How is it possible that Greg Nog has not posted in here yet?
posted by Aizkolari at 6:07 PM on November 28, 2013


Is he okay? Could the cats... Could they be eating his eyeballs? Like, right now? Concerned.
posted by Artw at 6:54 PM on November 28, 2013


he ate all the things and then fell down presumably
posted by elizardbits at 8:31 PM on November 28, 2013 [1 favorite]


he is training his unholy army of the night

go forth my pretties, kill, kill!
posted by The Whelk at 9:13 PM on November 28, 2013 [1 favorite]


I realized my cats probably don't recognize their names, only the intonation I use when I call them. Truffle repeatedly comes when I call for Comet, and vice versa. They don't really register my voice when I'm not there in person though. On a recent business trip, I noticed when checking the webcam that the kitten was lounging on the kitchen table, which he is never allowed on and routinely chased off of. My webcam has a microphone so I kept yelling "Truffle, off!!" into it. He looked vaguely towards the cam but didn't move a muscle. When I'm at home and do the same thing, he can't run fast enough.

When I was still a one-cat household, once I also Facetimed with my cat while away for a long trip to Taiwan, like a crazy person. The friend who was watching him said he just kept walking circles around the iPad, meowing in confusion.
posted by raw sugar at 6:27 PM on November 29, 2013


KITTIES! DO NOT EAT EYES IF BREATHING! OK, KITTIES?
posted by Artw at 6:37 PM on November 29, 2013 [1 favorite]


colie: An outstretched finger that could be touched with its nose?

Why do they always swing their ears back when they do that as well? Are they closing down the hearing sense in order to put maximum power into the sniff centre?


You may have been joking, but you're not far off. I think that their Flehmen response has been engaged:

a behaviour whereby an animal curls back its upper lips exposing its front teeth, inhales with the nostrils usually closed and then often holds this position for several seconds... The behaviour facilitates the transfer of pheromones and other scents into the vomeronasal organ located above the roof of the mouth via a duct which exits just behind the front teeth of the animal.
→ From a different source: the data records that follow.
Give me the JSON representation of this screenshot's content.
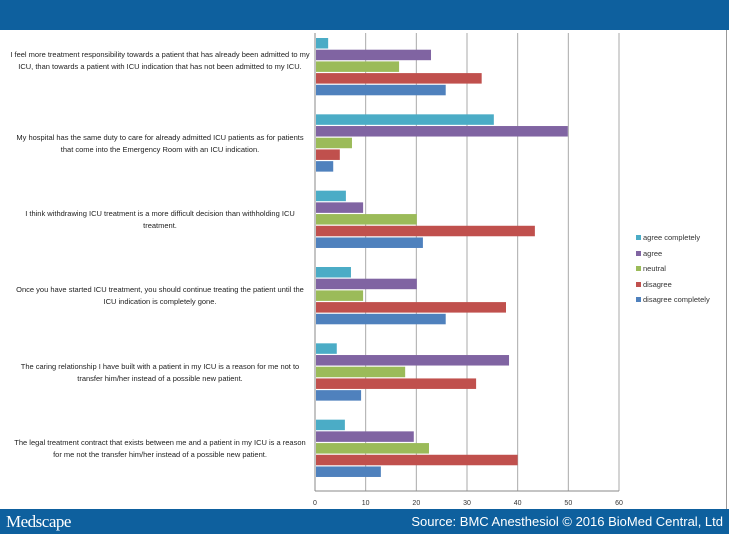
{
  "footer": {
    "logo": "Medscape",
    "source": "Source: BMC Anesthesiol © 2016 BioMed Central, Ltd"
  },
  "chart_data": {
    "type": "bar",
    "orientation": "horizontal",
    "xlim": [
      0,
      60
    ],
    "xticks": [
      "0",
      "10",
      "20",
      "30",
      "40",
      "50",
      "60"
    ],
    "grid": true,
    "legend_position": "right",
    "categories": [
      "I feel more treatment responsibility towards a patient that has already been admitted to my ICU, than towards a patient with ICU indication that has not been admitted to my ICU.",
      "My hospital has the same duty to care for already admitted ICU patients as for patients that come into the Emergency Room with an ICU indication.",
      "I think withdrawing ICU treatment is a more difficult decision than withholding ICU treatment.",
      "Once you have started ICU treatment, you should continue treating the patient until the ICU indication is completely gone.",
      "The caring relationship I have built with a patient in my ICU is a reason for me not to transfer him/her instead of a possible new patient.",
      "The legal treatment contract that exists between me and a patient in my ICU is a reason for me not the transfer him/her instead of a possible new patient."
    ],
    "series": [
      {
        "name": "agree completely",
        "color": "#4bacc6",
        "values": [
          2.4,
          35.1,
          5.9,
          6.9,
          4.1,
          5.7
        ]
      },
      {
        "name": "agree",
        "color": "#8064a2",
        "values": [
          22.7,
          49.7,
          9.3,
          19.9,
          38.1,
          19.3
        ]
      },
      {
        "name": "neutral",
        "color": "#9bbb59",
        "values": [
          16.4,
          7.1,
          19.9,
          9.3,
          17.6,
          22.3
        ]
      },
      {
        "name": "disagree",
        "color": "#c0504d",
        "values": [
          32.7,
          4.7,
          43.2,
          37.5,
          31.6,
          39.8
        ]
      },
      {
        "name": "disagree completely",
        "color": "#4f81bd",
        "values": [
          25.6,
          3.4,
          21.1,
          25.6,
          8.9,
          12.8
        ]
      }
    ]
  }
}
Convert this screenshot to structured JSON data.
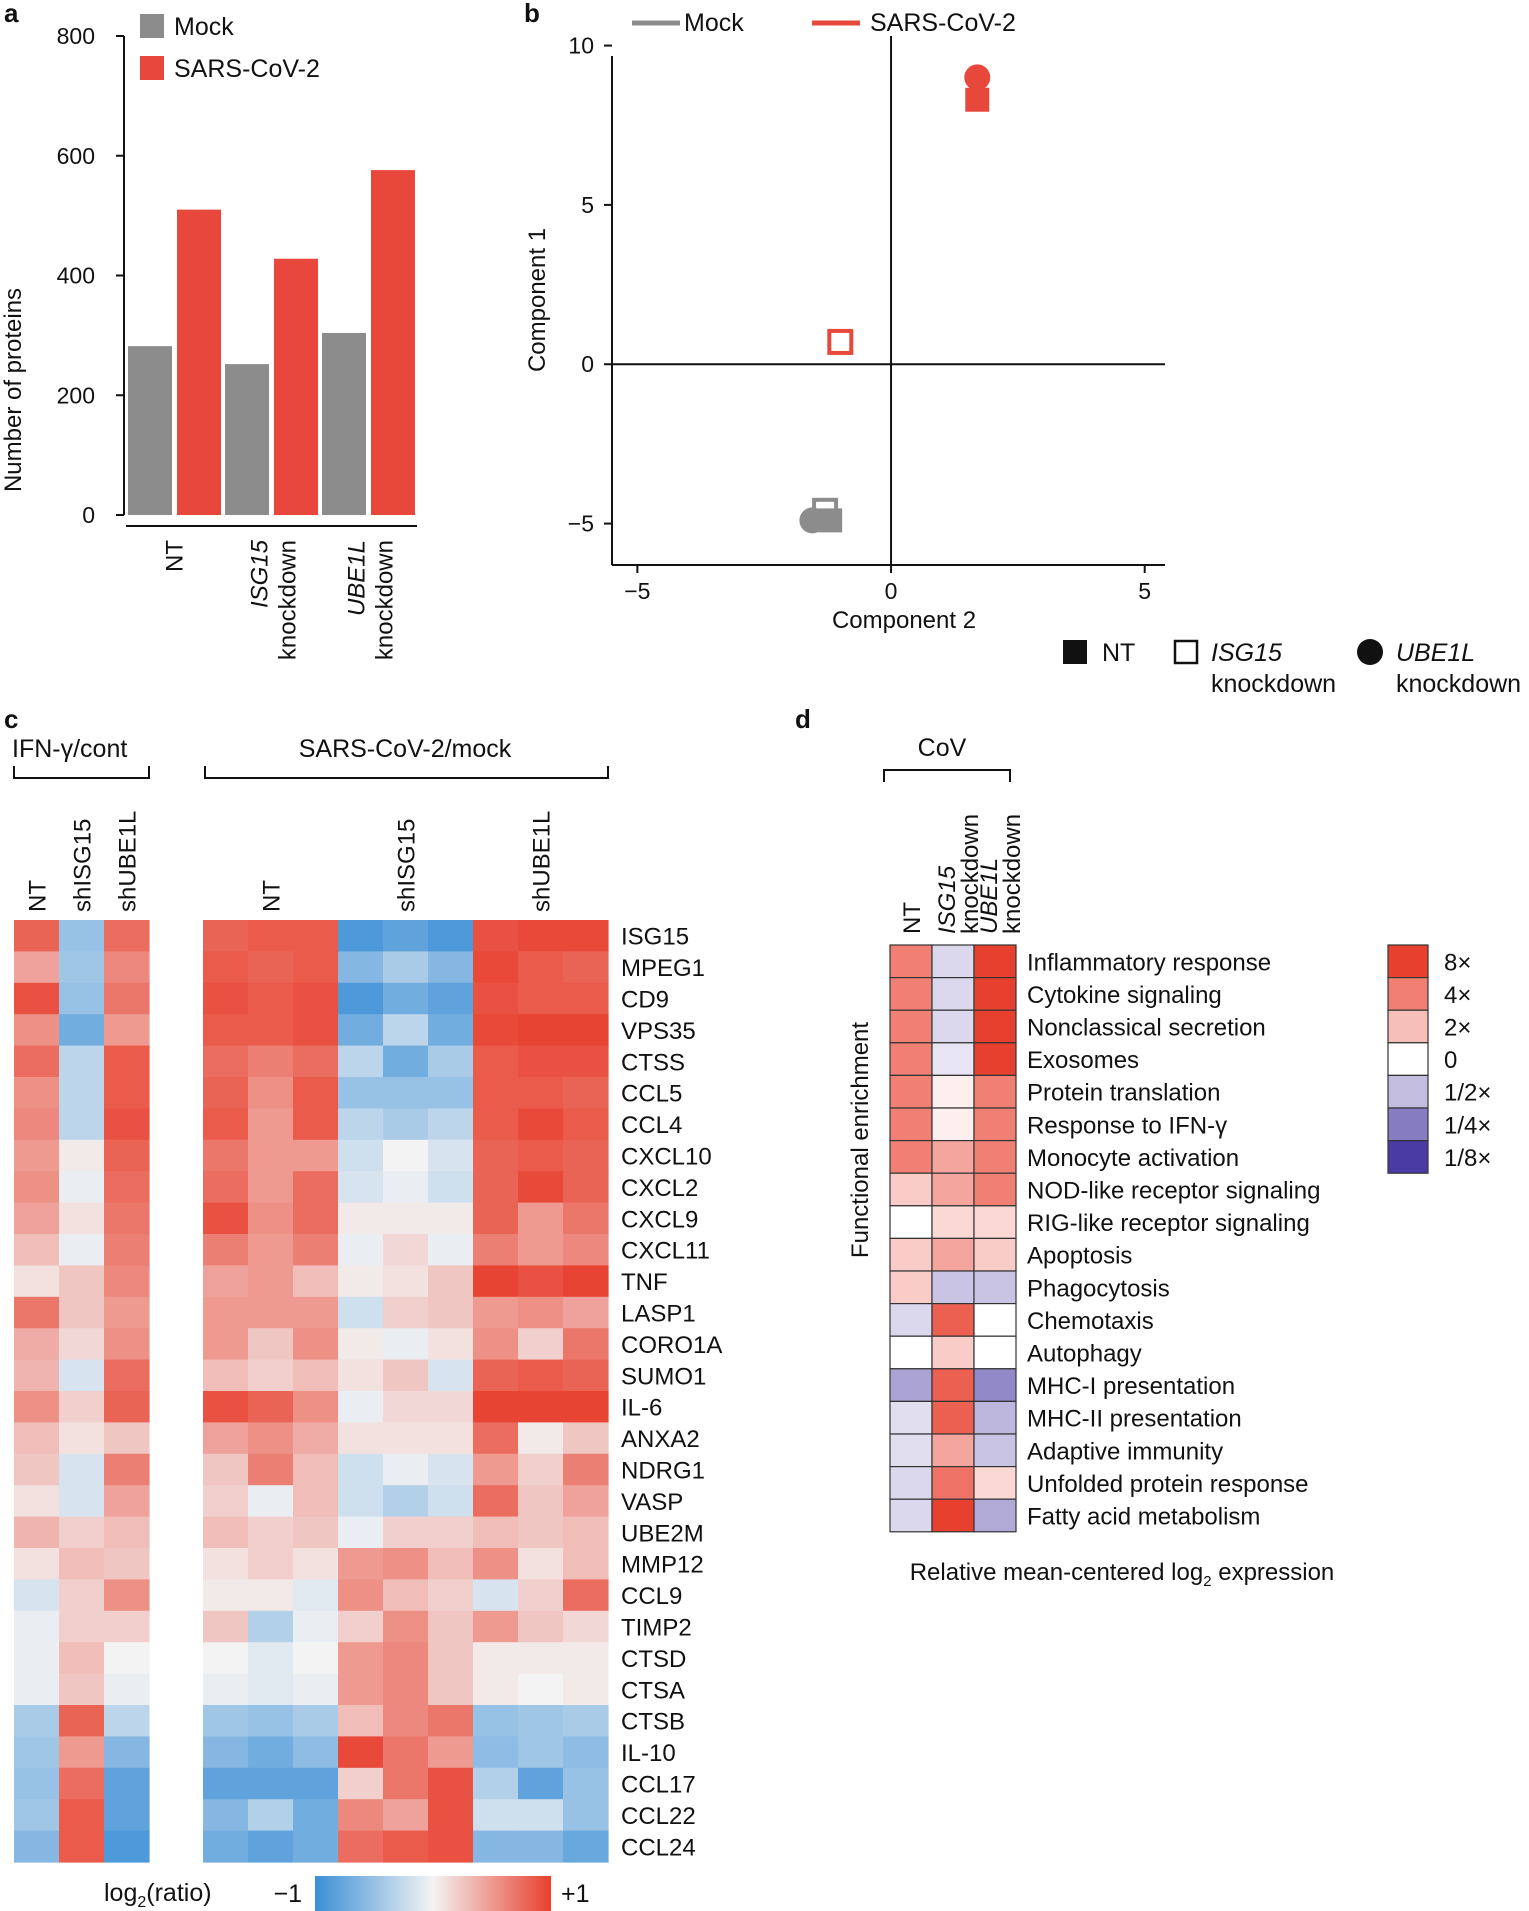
{
  "panel_labels": {
    "a": "a",
    "b": "b",
    "c": "c",
    "d": "d"
  },
  "colors": {
    "mock": "#8c8c8c",
    "sars": "#e8473b",
    "hm_neg": "#3b8fd6",
    "hm_mid": "#f3f3f3",
    "hm_pos": "#e8402f",
    "enr_low": "#4a3aa3",
    "enr_mid": "#ffffff",
    "enr_high": "#e8402f"
  },
  "chart_data": [
    {
      "id": "a",
      "type": "bar",
      "ylabel": "Number of proteins",
      "ylim": [
        0,
        800
      ],
      "yticks": [
        0,
        200,
        400,
        600,
        800
      ],
      "legend": {
        "mock": "Mock",
        "sars": "SARS-CoV-2"
      },
      "groups": [
        {
          "line1": "NT",
          "line2": "",
          "italic": false
        },
        {
          "line1": "ISG15",
          "line2": "knockdown",
          "italic": true
        },
        {
          "line1": "UBE1L",
          "line2": "knockdown",
          "italic": true
        }
      ],
      "series": [
        {
          "name": "Mock",
          "values": [
            282,
            252,
            304
          ]
        },
        {
          "name": "SARS-CoV-2",
          "values": [
            510,
            428,
            576
          ]
        }
      ]
    },
    {
      "id": "b",
      "type": "scatter",
      "xlabel": "Component 2",
      "ylabel": "Component 1",
      "xlim": [
        -5.5,
        5.4
      ],
      "ylim": [
        -6.3,
        10.3
      ],
      "xticks": [
        -5,
        0,
        5
      ],
      "xtick_labels": [
        "−5",
        "0",
        "5"
      ],
      "yticks": [
        -5,
        0,
        5,
        10
      ],
      "ytick_labels": [
        "−5",
        "0",
        "5",
        "10"
      ],
      "legend": {
        "mock": "Mock",
        "sars": "SARS-CoV-2"
      },
      "shape_legend": {
        "nt": "NT",
        "isg_line1": "ISG15",
        "isg_line2": "knockdown",
        "ube_line1": "UBE1L",
        "ube_line2": "knockdown"
      },
      "points": [
        {
          "condition": "SARS-CoV-2",
          "knockdown": "UBE1L",
          "shape": "circle",
          "x": 1.7,
          "y": 9.0
        },
        {
          "condition": "SARS-CoV-2",
          "knockdown": "NT",
          "shape": "square",
          "x": 1.7,
          "y": 8.3
        },
        {
          "condition": "SARS-CoV-2",
          "knockdown": "ISG15",
          "shape": "open-square",
          "x": -1.0,
          "y": 0.7
        },
        {
          "condition": "Mock",
          "knockdown": "ISG15",
          "shape": "open-square",
          "x": -1.3,
          "y": -4.6
        },
        {
          "condition": "Mock",
          "knockdown": "UBE1L",
          "shape": "circle",
          "x": -1.55,
          "y": -4.9
        },
        {
          "condition": "Mock",
          "knockdown": "NT",
          "shape": "square",
          "x": -1.2,
          "y": -4.9
        }
      ]
    },
    {
      "id": "c",
      "type": "heatmap",
      "group_left": "IFN-γ/cont",
      "group_right": "SARS-CoV-2/mock",
      "left_columns": [
        "NT",
        "shISG15",
        "shUBE1L"
      ],
      "right_columns": [
        "NT",
        "shISG15",
        "shUBE1L"
      ],
      "colorbar_label": "log2(ratio)",
      "colorbar_min": "−1",
      "colorbar_max": "+1",
      "rows": [
        "ISG15",
        "MPEG1",
        "CD9",
        "VPS35",
        "CTSS",
        "CCL5",
        "CCL4",
        "CXCL10",
        "CXCL2",
        "CXCL9",
        "CXCL11",
        "TNF",
        "LASP1",
        "CORO1A",
        "SUMO1",
        "IL-6",
        "ANXA2",
        "NDRG1",
        "VASP",
        "UBE2M",
        "MMP12",
        "CCL9",
        "TIMP2",
        "CTSD",
        "CTSA",
        "CTSB",
        "IL-10",
        "CCL17",
        "CCL22",
        "CCL24"
      ],
      "left_values": [
        [
          0.8,
          -0.5,
          0.75
        ],
        [
          0.45,
          -0.45,
          0.6
        ],
        [
          0.9,
          -0.5,
          0.7
        ],
        [
          0.55,
          -0.7,
          0.5
        ],
        [
          0.75,
          -0.3,
          0.85
        ],
        [
          0.55,
          -0.3,
          0.85
        ],
        [
          0.6,
          -0.3,
          0.9
        ],
        [
          0.5,
          0.05,
          0.8
        ],
        [
          0.55,
          -0.05,
          0.75
        ],
        [
          0.45,
          0.1,
          0.7
        ],
        [
          0.3,
          -0.05,
          0.65
        ],
        [
          0.1,
          0.25,
          0.6
        ],
        [
          0.7,
          0.25,
          0.5
        ],
        [
          0.4,
          0.15,
          0.55
        ],
        [
          0.35,
          -0.15,
          0.75
        ],
        [
          0.55,
          0.2,
          0.8
        ],
        [
          0.3,
          0.1,
          0.25
        ],
        [
          0.25,
          -0.15,
          0.65
        ],
        [
          0.1,
          -0.15,
          0.45
        ],
        [
          0.35,
          0.2,
          0.3
        ],
        [
          0.1,
          0.3,
          0.25
        ],
        [
          -0.15,
          0.2,
          0.55
        ],
        [
          -0.05,
          0.2,
          0.2
        ],
        [
          -0.05,
          0.3,
          0.0
        ],
        [
          -0.05,
          0.25,
          -0.05
        ],
        [
          -0.4,
          0.8,
          -0.3
        ],
        [
          -0.45,
          0.5,
          -0.6
        ],
        [
          -0.5,
          0.75,
          -0.8
        ],
        [
          -0.45,
          0.85,
          -0.8
        ],
        [
          -0.6,
          0.85,
          -0.9
        ]
      ],
      "right_values": [
        [
          0.8,
          0.85,
          0.85,
          -0.9,
          -0.8,
          -0.9,
          0.9,
          0.95,
          0.95
        ],
        [
          0.85,
          0.8,
          0.85,
          -0.6,
          -0.4,
          -0.6,
          0.95,
          0.85,
          0.8
        ],
        [
          0.9,
          0.85,
          0.9,
          -0.9,
          -0.7,
          -0.8,
          0.9,
          0.85,
          0.85
        ],
        [
          0.85,
          0.85,
          0.9,
          -0.7,
          -0.3,
          -0.7,
          0.95,
          0.98,
          0.98
        ],
        [
          0.75,
          0.65,
          0.75,
          -0.3,
          -0.7,
          -0.4,
          0.85,
          0.9,
          0.9
        ],
        [
          0.8,
          0.55,
          0.85,
          -0.5,
          -0.5,
          -0.5,
          0.85,
          0.85,
          0.8
        ],
        [
          0.85,
          0.5,
          0.85,
          -0.3,
          -0.4,
          -0.3,
          0.85,
          0.95,
          0.85
        ],
        [
          0.7,
          0.5,
          0.5,
          -0.2,
          0.0,
          -0.15,
          0.8,
          0.85,
          0.8
        ],
        [
          0.75,
          0.5,
          0.75,
          -0.15,
          -0.05,
          -0.2,
          0.8,
          0.95,
          0.8
        ],
        [
          0.9,
          0.55,
          0.75,
          0.05,
          0.05,
          0.05,
          0.8,
          0.5,
          0.7
        ],
        [
          0.65,
          0.5,
          0.65,
          -0.05,
          0.15,
          -0.05,
          0.65,
          0.5,
          0.6
        ],
        [
          0.45,
          0.5,
          0.3,
          0.05,
          0.1,
          0.25,
          0.98,
          0.9,
          0.98
        ],
        [
          0.5,
          0.5,
          0.5,
          -0.2,
          0.2,
          0.25,
          0.5,
          0.55,
          0.45
        ],
        [
          0.5,
          0.25,
          0.55,
          0.05,
          -0.05,
          0.1,
          0.55,
          0.2,
          0.7
        ],
        [
          0.3,
          0.2,
          0.3,
          0.1,
          0.25,
          -0.15,
          0.8,
          0.85,
          0.8
        ],
        [
          0.9,
          0.8,
          0.55,
          -0.05,
          0.15,
          0.15,
          0.98,
          0.98,
          0.98
        ],
        [
          0.45,
          0.55,
          0.4,
          0.1,
          0.1,
          0.1,
          0.75,
          0.05,
          0.25
        ],
        [
          0.25,
          0.65,
          0.3,
          -0.2,
          -0.05,
          -0.15,
          0.5,
          0.2,
          0.65
        ],
        [
          0.2,
          -0.05,
          0.3,
          -0.2,
          -0.35,
          -0.2,
          0.75,
          0.25,
          0.45
        ],
        [
          0.3,
          0.2,
          0.25,
          -0.05,
          0.2,
          0.2,
          0.3,
          0.25,
          0.3
        ],
        [
          0.1,
          0.2,
          0.1,
          0.5,
          0.55,
          0.3,
          0.55,
          0.1,
          0.3
        ],
        [
          0.05,
          0.05,
          -0.1,
          0.55,
          0.3,
          0.2,
          -0.15,
          0.2,
          0.75
        ],
        [
          0.25,
          -0.35,
          -0.05,
          0.2,
          0.55,
          0.25,
          0.5,
          0.25,
          0.15
        ],
        [
          0.0,
          -0.1,
          0.0,
          0.5,
          0.6,
          0.25,
          0.05,
          0.05,
          0.05
        ],
        [
          -0.05,
          -0.1,
          -0.05,
          0.5,
          0.6,
          0.25,
          0.05,
          0.0,
          0.05
        ],
        [
          -0.45,
          -0.5,
          -0.4,
          0.3,
          0.6,
          0.7,
          -0.5,
          -0.45,
          -0.4
        ],
        [
          -0.6,
          -0.7,
          -0.55,
          0.95,
          0.7,
          0.5,
          -0.55,
          -0.45,
          -0.55
        ],
        [
          -0.8,
          -0.8,
          -0.8,
          0.2,
          0.7,
          0.9,
          -0.35,
          -0.8,
          -0.5
        ],
        [
          -0.6,
          -0.35,
          -0.7,
          0.6,
          0.45,
          0.9,
          -0.2,
          -0.2,
          -0.5
        ],
        [
          -0.7,
          -0.8,
          -0.7,
          0.75,
          0.85,
          0.9,
          -0.6,
          -0.6,
          -0.75
        ]
      ]
    },
    {
      "id": "d",
      "type": "heatmap",
      "group_label": "CoV",
      "columns": [
        {
          "line1": "NT",
          "line2": "",
          "italic": false
        },
        {
          "line1": "ISG15",
          "line2": "knockdown",
          "italic": true
        },
        {
          "line1": "UBE1L",
          "line2": "knockdown",
          "italic": true
        }
      ],
      "ylabel": "Functional enrichment",
      "xlabel_prefix": "Relative mean-centered log",
      "xlabel_sub": "2",
      "xlabel_suffix": " expression",
      "legend_labels": [
        "8×",
        "4×",
        "2×",
        "0",
        "1/2×",
        "1/4×",
        "1/8×"
      ],
      "legend_values": [
        3,
        2,
        1,
        0,
        -1,
        -2,
        -3
      ],
      "rows": [
        "Inflammatory response",
        "Cytokine signaling",
        "Nonclassical secretion",
        "Exosomes",
        "Protein translation",
        "Response to IFN-γ",
        "Monocyte activation",
        "NOD-like receptor signaling",
        "RIG-like receptor signaling",
        "Apoptosis",
        "Phagocytosis",
        "Chemotaxis",
        "Autophagy",
        "MHC-I presentation",
        "MHC-II presentation",
        "Adaptive immunity",
        "Unfolded protein response",
        "Fatty acid metabolism"
      ],
      "values": [
        [
          2.0,
          -0.6,
          3.0
        ],
        [
          2.0,
          -0.6,
          3.0
        ],
        [
          2.0,
          -0.6,
          3.0
        ],
        [
          2.0,
          -0.4,
          3.0
        ],
        [
          2.0,
          0.25,
          2.0
        ],
        [
          2.0,
          0.25,
          2.0
        ],
        [
          2.0,
          1.4,
          2.0
        ],
        [
          0.8,
          1.4,
          2.0
        ],
        [
          0.0,
          0.6,
          0.6
        ],
        [
          0.8,
          1.4,
          0.8
        ],
        [
          0.8,
          -0.9,
          -0.9
        ],
        [
          -0.6,
          2.5,
          0.0
        ],
        [
          0.0,
          0.8,
          0.0
        ],
        [
          -1.4,
          2.5,
          -1.8
        ],
        [
          -0.5,
          2.5,
          -1.1
        ],
        [
          -0.5,
          1.4,
          -0.9
        ],
        [
          -0.6,
          2.2,
          0.6
        ],
        [
          -0.6,
          3.0,
          -1.3
        ]
      ]
    }
  ]
}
Look at the picture of the tiger flehmening. It's a big kitty!
posted by dhens at 9:52 PM on November 29, 2013 [2 favorites]


IMPORTANT KITTY UPDATE: KITTIES ARE LOVE
posted by Artw at 6:30 PM on November 30, 2013


Thank you Artw - the one middle row right looks almost like one I dug out from under a friend's porch - really wish I could have kept him, he seemed to immediately grasp the idea that he had become a house cat, and that people were fine and trustworthy. Somebody got a fine cat when his foster finally brought him back to the shelter... A year later.